For our money, a no-nonsense teacher is the best kind of teacher. The one that tells you to shut up, get your butt in your seat, put your phone away, and pay attention, or he might just start throwing things around the place. This Professor Brown seems like one of those guys.
He is a physics professor, and they come in two stripes: the aforementioned no-nonsense style and the kind that is so loopy and weird you might as well not be taking a class at all. Professor Brown is the kind that forges people that come up with new theories.
We Are Many
There is always that one family in school. The one that just has kid after kid, and every single one of the brothers or sisters is weird and strange in their own special way. Sometimes literally special. And sometimes, every single sibling is as bad as the next. This is pretty much what the following teacher had to experience.
But, eventually, there are no more family members for the teachers to handle. Always good for the teachers, but new troublesome kids will always be entering your classroom door. This teacher was super relieved that this girl was the last of her nightmare family that he would have to deal with.
Smile for the Camera, Princess
A photo ID is just another part of the school year for many teachers. Most of them just show up in some nice duds, give the camera a grin, and move along. For some strange reason, one teacher decided the proper thing to do one year was to dress up like Princess Leia from “Star Wars.”
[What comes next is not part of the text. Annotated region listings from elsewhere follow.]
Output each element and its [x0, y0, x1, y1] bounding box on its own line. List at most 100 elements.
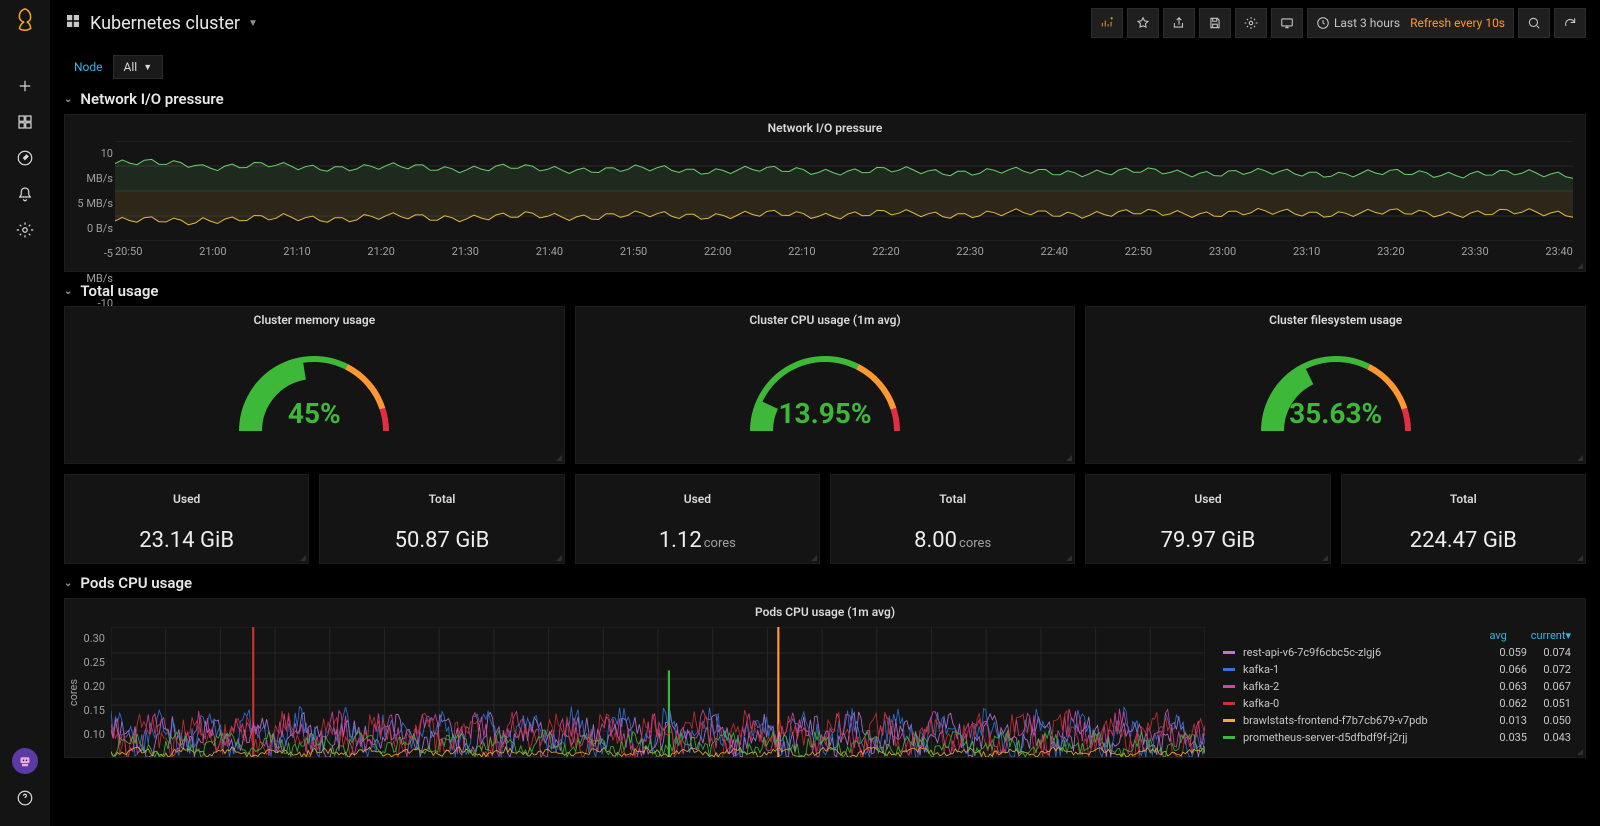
legend-current: 0.074 — [1527, 646, 1571, 659]
gauge-value: 13.95% — [745, 397, 905, 430]
time-range-label: Last 3 hours — [1334, 16, 1400, 30]
legend-series-name: rest-api-v6-7c9f6cbc5c-zlgj6 — [1243, 646, 1483, 659]
config-icon[interactable] — [0, 212, 50, 248]
help-icon[interactable] — [0, 780, 50, 816]
side-menu — [0, 0, 50, 826]
dashboard-body: Node All ▼ ⌄ Network I/O pressure Networ… — [50, 46, 1600, 826]
cycle-view-button[interactable] — [1271, 8, 1303, 38]
legend-current: 0.067 — [1527, 680, 1571, 693]
grafana-logo-icon[interactable] — [10, 6, 40, 40]
auto-refresh-label: Refresh every 10s — [1410, 16, 1505, 30]
legend-avg: 0.062 — [1483, 697, 1527, 710]
legend-header-avg[interactable]: avg — [1489, 629, 1506, 642]
row-toggle-total[interactable]: ⌄ Total usage — [64, 282, 1586, 300]
add-panel-button[interactable] — [1091, 8, 1123, 38]
chart-legend: avg current▾ rest-api-v6-7c9f6cbc5c-zlgj… — [1217, 627, 1577, 746]
legend-item[interactable]: kafka-0 0.062 0.051 — [1217, 695, 1577, 712]
legend-avg: 0.035 — [1483, 731, 1527, 744]
chevron-down-icon: ⌄ — [64, 94, 72, 105]
panel-stat[interactable]: Used 23.14 GiB — [64, 474, 309, 564]
y-axis-ticks: 0.300.250.200.150.10 — [77, 627, 105, 747]
gauge-value: 45% — [234, 397, 394, 430]
clock-icon — [1316, 16, 1330, 30]
stat-value: 1.12cores — [659, 528, 736, 553]
row-toggle-pods[interactable]: ⌄ Pods CPU usage — [64, 574, 1586, 592]
dashboard-navbar: Kubernetes cluster ▼ Last 3 hours Refres… — [50, 0, 1600, 46]
panel-title: Cluster CPU usage (1m avg) — [576, 307, 1075, 333]
resize-handle-icon[interactable] — [556, 555, 562, 561]
dashboard-title-dropdown[interactable]: Kubernetes cluster ▼ — [64, 12, 258, 35]
panel-title: Total — [320, 486, 563, 512]
resize-handle-icon[interactable] — [300, 555, 306, 561]
gauge-value: 35.63% — [1256, 397, 1416, 430]
stat-value: 224.47 GiB — [1410, 528, 1517, 553]
chevron-down-icon: ⌄ — [64, 578, 72, 589]
legend-header-current[interactable]: current▾ — [1531, 629, 1571, 642]
refresh-button[interactable] — [1554, 8, 1586, 38]
panel-title: Network I/O pressure — [65, 115, 1585, 141]
explore-icon[interactable] — [0, 140, 50, 176]
resize-handle-icon[interactable] — [811, 555, 817, 561]
row-title-pods: Pods CPU usage — [80, 574, 192, 592]
chevron-down-icon: ⌄ — [64, 286, 72, 297]
row-toggle-network[interactable]: ⌄ Network I/O pressure — [64, 90, 1586, 108]
resize-handle-icon[interactable] — [1577, 263, 1583, 269]
x-axis-ticks: 20:5021:0021:1021:2021:3021:4021:5022:00… — [115, 245, 1573, 258]
legend-item[interactable]: brawlstats-frontend-f7b7cb679-v7pdb 0.01… — [1217, 712, 1577, 729]
panel-title: Total — [1342, 486, 1585, 512]
add-icon[interactable] — [0, 68, 50, 104]
panel-title: Used — [576, 486, 819, 512]
panel-network-io[interactable]: Network I/O pressure 10 MB/s5 MB/s0 B/s-… — [64, 114, 1586, 272]
legend-series-name: kafka-2 — [1243, 680, 1483, 693]
legend-item[interactable]: kafka-2 0.063 0.067 — [1217, 678, 1577, 695]
settings-button[interactable] — [1235, 8, 1267, 38]
legend-current: 0.043 — [1527, 731, 1571, 744]
legend-current: 0.050 — [1527, 714, 1571, 727]
share-button[interactable] — [1163, 8, 1195, 38]
row-title-network: Network I/O pressure — [80, 90, 223, 108]
resize-handle-icon[interactable] — [556, 455, 562, 461]
stat-value: 79.97 GiB — [1161, 528, 1256, 553]
legend-item[interactable]: rest-api-v6-7c9f6cbc5c-zlgj6 0.059 0.074 — [1217, 644, 1577, 661]
legend-swatch-icon — [1223, 651, 1235, 654]
variable-node-dropdown[interactable]: All ▼ — [113, 55, 164, 79]
alerting-icon[interactable] — [0, 176, 50, 212]
resize-handle-icon[interactable] — [1577, 555, 1583, 561]
panel-title: Used — [65, 486, 308, 512]
legend-item[interactable]: prometheus-server-d5dfbdf9f-j2rjj 0.035 … — [1217, 729, 1577, 746]
stat-value: 8.00cores — [914, 528, 991, 553]
legend-swatch-icon — [1223, 685, 1235, 688]
resize-handle-icon[interactable] — [1066, 455, 1072, 461]
dashboards-icon[interactable] — [0, 104, 50, 140]
legend-item[interactable]: kafka-1 0.066 0.072 — [1217, 661, 1577, 678]
legend-swatch-icon — [1223, 736, 1235, 739]
panel-gauge[interactable]: Cluster memory usage 45% — [64, 306, 565, 464]
panel-pods-cpu[interactable]: Pods CPU usage (1m avg) cores 0.300.250.… — [64, 598, 1586, 758]
panel-stat[interactable]: Total 50.87 GiB — [319, 474, 564, 564]
legend-avg: 0.063 — [1483, 680, 1527, 693]
zoom-out-button[interactable] — [1518, 8, 1550, 38]
legend-avg: 0.013 — [1483, 714, 1527, 727]
resize-handle-icon[interactable] — [1577, 749, 1583, 755]
legend-current: 0.072 — [1527, 663, 1571, 676]
panel-stat[interactable]: Used 1.12cores — [575, 474, 820, 564]
panel-title: Total — [831, 486, 1074, 512]
resize-handle-icon[interactable] — [1066, 555, 1072, 561]
panel-stat[interactable]: Used 79.97 GiB — [1085, 474, 1330, 564]
user-avatar-icon[interactable] — [12, 748, 38, 774]
resize-handle-icon[interactable] — [1577, 455, 1583, 461]
save-button[interactable] — [1199, 8, 1231, 38]
time-range-picker[interactable]: Last 3 hours Refresh every 10s — [1307, 8, 1514, 38]
panel-title: Cluster filesystem usage — [1086, 307, 1585, 333]
dashboard-icon — [64, 12, 82, 35]
variable-node-value: All — [124, 60, 138, 74]
panel-stat[interactable]: Total 224.47 GiB — [1341, 474, 1586, 564]
panel-gauge[interactable]: Cluster CPU usage (1m avg) 13.95% — [575, 306, 1076, 464]
panel-stat[interactable]: Total 8.00cores — [830, 474, 1075, 564]
resize-handle-icon[interactable] — [1322, 555, 1328, 561]
legend-swatch-icon — [1223, 702, 1235, 705]
star-button[interactable] — [1127, 8, 1159, 38]
panel-gauge[interactable]: Cluster filesystem usage 35.63% — [1085, 306, 1586, 464]
legend-series-name: kafka-0 — [1243, 697, 1483, 710]
legend-avg: 0.059 — [1483, 646, 1527, 659]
He was likely already bald on top – guys named Brian Dennert usually are – so he grabbed a white robe, a little hair bun, and a Star Wars laser and looked ready to overthrow the Empire. Right after he is done teaching AP World History.
Remember the Name
You know Buzz Aldrin, Neil Armstrong, and a few others, but what about the very first man in space? His name was Yuri Gagarin, and he was from the then-Soviet Union, getting strapped into a big bomb that would make him leave the planet way before it was cool. Or, let's be real here, all that safe.
At only five-foot-two, that didn't stop him from carrying his huge cojones into one of the first rockets to leave the surly bonds of Earth. He completed one orbit of the world on April 12th, 1961, landing safely to become an international hero.
Not Most People, Anyway
Maybe you have pants made of newspaper cartoons; we do not know. But, for the most part, this teacher is correct – kids think they are so sneaky, but they are as transparent as the glass in your living room sometimes.
Once you hit your thirties, you start to realize you didn't really get away with anything – teachers and parents just decided they had to pick their battles if they wanted to get through the day. They want you to pay attention, but fine, go ahead and text. Only three more hours until school is over. Then they get to go home.